TV Journalist’s Award-Winning Path Got Its Start at St. John’s
From a foster home to the anchor desk—sometimes the notion confounds even Aziza Shuler, a 2015 graduate of St. John’s University and an Emmy® Award-winning broadcast journalist.
“The 1010 WINS internship was instrumental for me,” she said. “It was so interesting to hear the voices of people and let them take me on their journey. There, the elements of newsgathering and storytelling were instilled in me. Once I started, it was the only career I ever saw myself doing.”
From a foster home to the anchor desk—sometimes the notion confounds even Aziza Shuler, a 2015 graduate of St. John’s University and an Emmy® Award-winning broadcast journalist.
Born to parents with addiction issues, she was raised by foster parents and, later, her grandmother in Washington, DC. However, blessed with a hunger for knowledge and a diligent work ethic, Ms. Shuler overcame difficult circumstances and is now an on-air reporter and weekend anchor at the CBS affiliate in Philadelphia, the fourth stop in her professional journey.
Together with her news team in Yuma, AZ, she won an Emmy® Award, television’s highest honor, in 2020 for reporting on the living conditions of migrant families along the southern border. According to Ms. Shuler, the challenges she faced during her childhood make her a better journalist.
“Some people say it’s a story I should share more,” she said. “I will say it helps to develop a more common sense of trust with the people whose stories I try to tell.

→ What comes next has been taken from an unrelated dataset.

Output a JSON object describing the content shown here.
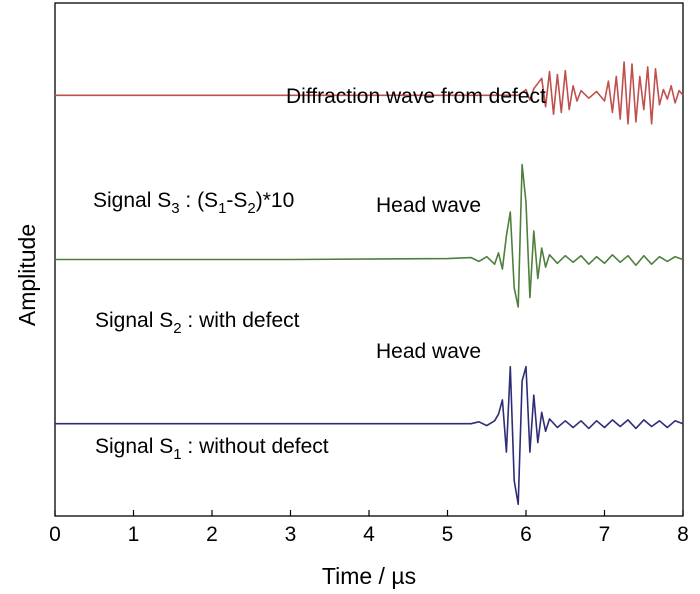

My background helps me relate to what they might tell me. I can completely understand what they are going through.”
Born in the nation’s capital, Ms. Shuler endured DC’s gritty foster care system until her grandmother was able to provide a stable environment. Ironically, it was her parents who first recognized her potential as a journalist.
“When I did see my parents, they would tell me that I was destined to be a strong, independent woman who could tell the stories of people like them,” Ms. Shuler recalled. “It was my father who first told me I was going to be a journalist.”
She enrolled at St. John’s as a third-year transfer student after two years at UCLA in Los Angeles, eager to return to the northeast to a more intimate and diverse college experience. Ms. Shuler found that at the school’s Queens, NY, campus, where a sports broadcasting class led to an internship at the Manhattan radio station WINS-1010 AM.
Hired for a first job at KECY, a Fox affiliate in Yuma, she returned to Los Angeles in 2020 to work for Spectrum News, which later relocated her to Washington, DC, to cover Capitol Hill. In October, she moved to her current position in Philadelphia, PA.
Ms. Shuler credits the University’s internship program with inspiring her to pursue a career in journalism. “The 1010 WINS internship was instrumental for me,” she said. “It was so interesting to hear the voices of people and let them take me on their journey. There, the elements of newsgathering and storytelling were instilled in me. Once I started, it was the only career I ever saw myself doing.”
Ms. Shuler’s path to an Emmy® Award began with a seemingly routine assignment: Head 25 miles south to Arizona’s border with Mexico and spend time with migrants seeking political asylum in the United States. What she discovered among the groups of migrants, however, was not a one-size-fits-all solution to a divisive issue, but something far more nuanced and Vincentian.
“Not all were illegal immigrants climbing border walls; some were people fleeing for their lives,” Ms. Shuler said. “They were turning themselves in at the border, waiting in shelters for months to get a court date for an asylum hearing.”
“We as a society have to be aware of the overlooked,” she continued. “It’s a Vincentian thing to do.”
It’s also good journalism, Ms. Shuler said. Whether in Yuma; Los Angeles; Washington, DC; or Philadelphia, her character-driven stories give life to the time-honored adage that the reporter’s job is to comfort the afflicted while afflicting the comfortable.
“At the border, we told stories of immigrants and humanized them,” she explained. “That’s what I have always tried to do. Everyday people might not follow the news 24/7, but real journalism is important in an age when information can get to the public in so many ways.”
To that end, Ms. Shuler has partnered with Brown Girls Dream, a nonprofit that provides support for women of color eager to establish media careers. Recruited by former ESPN broadcaster Cari Champion, she serves as a mentor to women ages 18 to 27 who, like her, aspire to be 21st-century storytellers.
Since its establishment in 2018, the organization has helped dozens of young women with internships, mentorship advice, leadership training, and more. “It opens doors for young Black girls,” Ms. Shuler said. “Creating those opportunities is very important to me.”